Para isso, a concessionária implantou uma pista-teste na RS-446, no km 6, em Carlos Barbosa. No local, estão sendo comparados diferentes tipos de tintas em condições reais de tráfego. Segundo a empresa, o estudo não vai interferir no fluxo de veículos.
O experimento consiste na aplicação de três formulações distintas — Tinta Tricomponente (plástico a frio), Acquaplast® e Acquaplastic EPX — em faixas transversais instaladas próximas ao ponto do pedágio eletrônico free flow. Durante oito meses, serão realizadas medições quinzenais para acompanhar o desgaste do material.
O principal indicador analisado é a retrorrefletividade, termo técnico que define a capacidade da sinalização refletir a luz dos faróis de volta ao motorista. Em termos práticos, quanto maior esse índice, mais brilhante e visível é a faixa à noite. Esse efeito depende do sistema tinta–microesfera, pequenas esferas de vidro incorporadas à pintura que funcionam como microespelhos, devolvendo a luz na direção de quem conduz o veículo.
A perda de desempenho reduz a distância de visualização das faixas e o tempo de reação do condutor, fatores diretamente ligados ao risco de acidentes. Além de medir o brilho da pintura, o estudo cruza informações de volume de tráfego e de precipitação para entender como o fluxo intenso de veículos e as condições climáticas aceleram a degradação.

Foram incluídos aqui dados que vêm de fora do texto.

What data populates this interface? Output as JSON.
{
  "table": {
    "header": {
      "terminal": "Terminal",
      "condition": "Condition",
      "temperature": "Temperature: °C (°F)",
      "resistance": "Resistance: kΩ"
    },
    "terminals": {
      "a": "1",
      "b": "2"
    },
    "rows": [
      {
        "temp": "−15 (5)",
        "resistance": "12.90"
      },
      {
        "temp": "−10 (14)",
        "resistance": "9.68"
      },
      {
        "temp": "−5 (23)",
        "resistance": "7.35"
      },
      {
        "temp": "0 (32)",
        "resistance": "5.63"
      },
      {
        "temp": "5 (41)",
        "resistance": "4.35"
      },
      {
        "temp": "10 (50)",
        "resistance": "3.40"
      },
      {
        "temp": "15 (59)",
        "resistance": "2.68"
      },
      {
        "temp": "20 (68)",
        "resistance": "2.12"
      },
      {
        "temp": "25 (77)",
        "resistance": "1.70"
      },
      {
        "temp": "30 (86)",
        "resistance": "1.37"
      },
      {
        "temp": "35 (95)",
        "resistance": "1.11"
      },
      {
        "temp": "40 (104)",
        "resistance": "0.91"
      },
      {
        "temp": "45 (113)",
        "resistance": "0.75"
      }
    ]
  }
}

A proposta é gerar dados que auxiliem no planejamento da manutenção preventiva, priorizando pontos críticos e ampliando a eficiência dos investimentos.
"Para quem trafega, o impacto é direto: sinalização mais visível significa maior antecedência para identificar limites de pista e orientações viárias, especialmente em trechos sujeitos à neblina e baixa luminosidade", explica o diretor-presidente da CSG, Ricardo Peres.